GERTRUDE THE GRUMPY CHICK
DIFFICULTY
Meet Gertrude the Grumpy Chick! She’s full of spunk and is an avid gardener. Originally designed for a crochet-along back in 2021, Gertrude quickly won the hearts of many and became the beloved mascot of curiouspapaya. Find free accessories for her on curiouspapaya.com!
MATERIALS
• Yarn: Hobbii Friends Cotton 8/8
◊ 1 skein of Sunflower (24) yellow – 26 g
◊ 1 skein of Orange (30) – 2 g
◊ 1 skein of White (01) – 11 g
◊ 1 skein of Beige (05) – 11 g
• DMC 6-Strand Cotton Embroidery Thread
◊ Black (310)
• 2.75 mm and 3.50 mm hook
• Two 8 mm safety eyes
• Stuffing
• Scissors
• Yarn needle
• Stitch markers
• Sewing pins
• Optional: blush and a cotton swab
TECHNIQUES
• Magic circle (see page 12)
• Invisible finish (see page 18)
• Closing up a piece (see page 21)
NOTES
This pattern is worked in a continuous spiral.

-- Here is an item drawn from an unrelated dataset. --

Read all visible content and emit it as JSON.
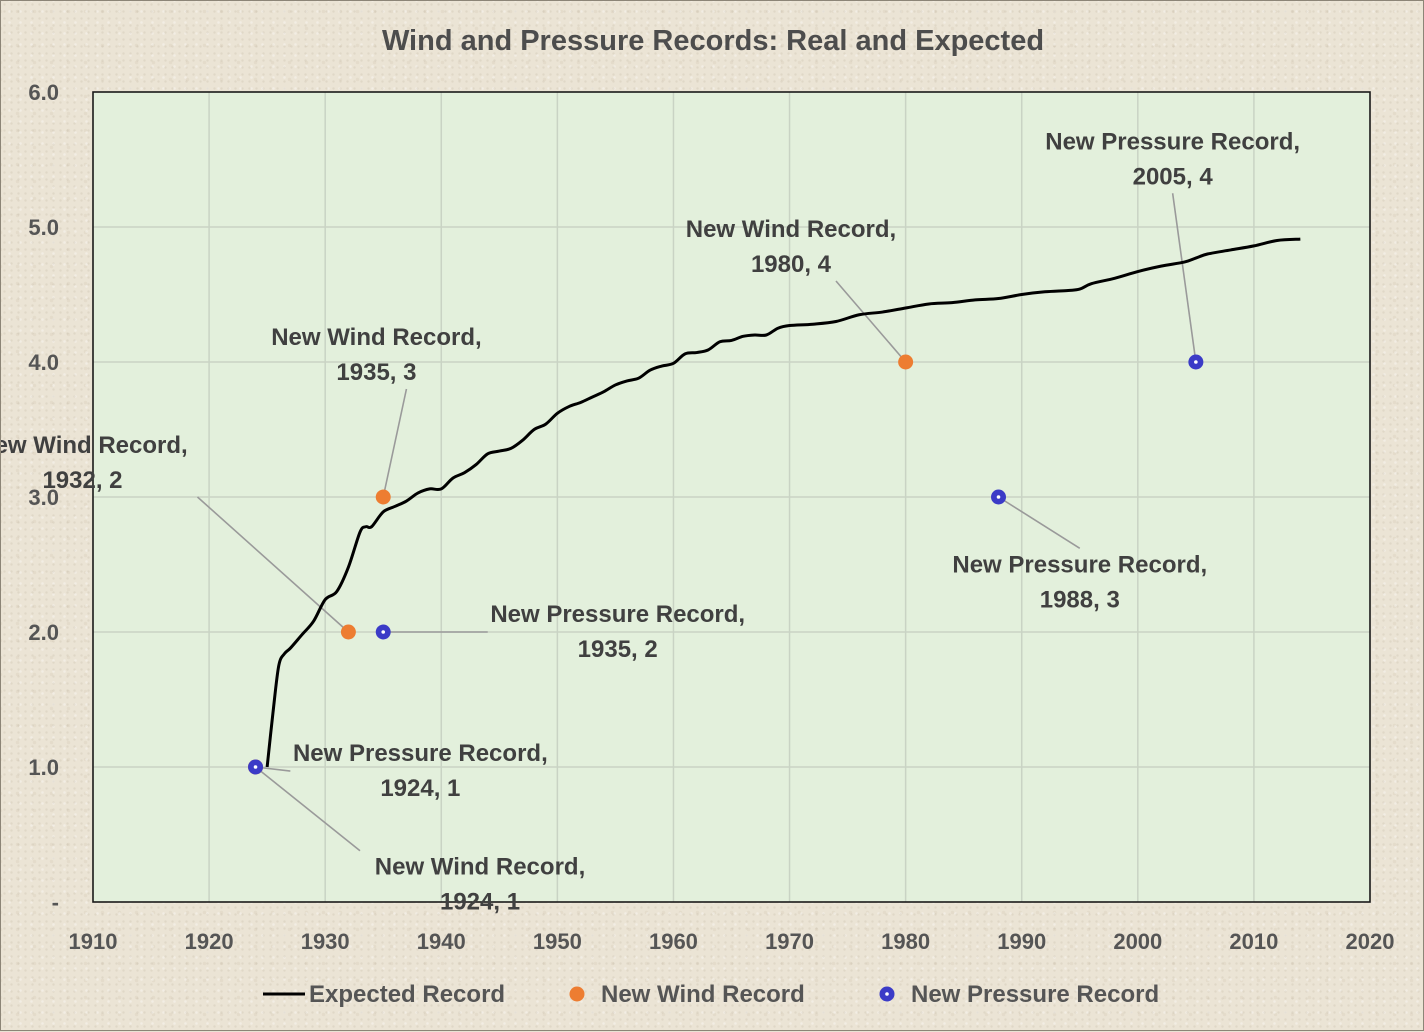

The hat’s brim will be worked in a joined rnd and the “ch 2” at the beginning counts as the first st.
Warning: It is super important to double strand the hat or it will come out too small. Do not skip this step! To do this, simply hold 2 strands of yarn at the same time and crochet as you normally would.
The 3.5 mm hook is only for the hat. Everything else will use the 2.75 mm hook.
Measurements: 3.5 in. x 3 in. [~9 cm x ~8 cm] if using the prescribed materials.
HAT
Double strand White and Beige yarn with a 3.5 mm hook
Rnd 1: make a magic circle and (sc) x6 [6]

Rnd 2: (inc) x6 [12]
Rnd 3: (sc, inc) x6 [18]
Rnd 4: (sc, inc, sc) x6 [24]
Rnd 5: (3 sc, inc) x6 [30]
Rnds 6–8 (3 rnds total): sc all around [30]
*Note: You will create the brim in the next rnd. Increasing all around will create a wavy texture.
Rnd 9: (flo) – sc into the first st, ch 2 (this will count as your first dc), dc into the same st, (dc-inc) x29, slst into the first st to join the rnd [60]
Use the invisible finish and leave a short tail to weave in.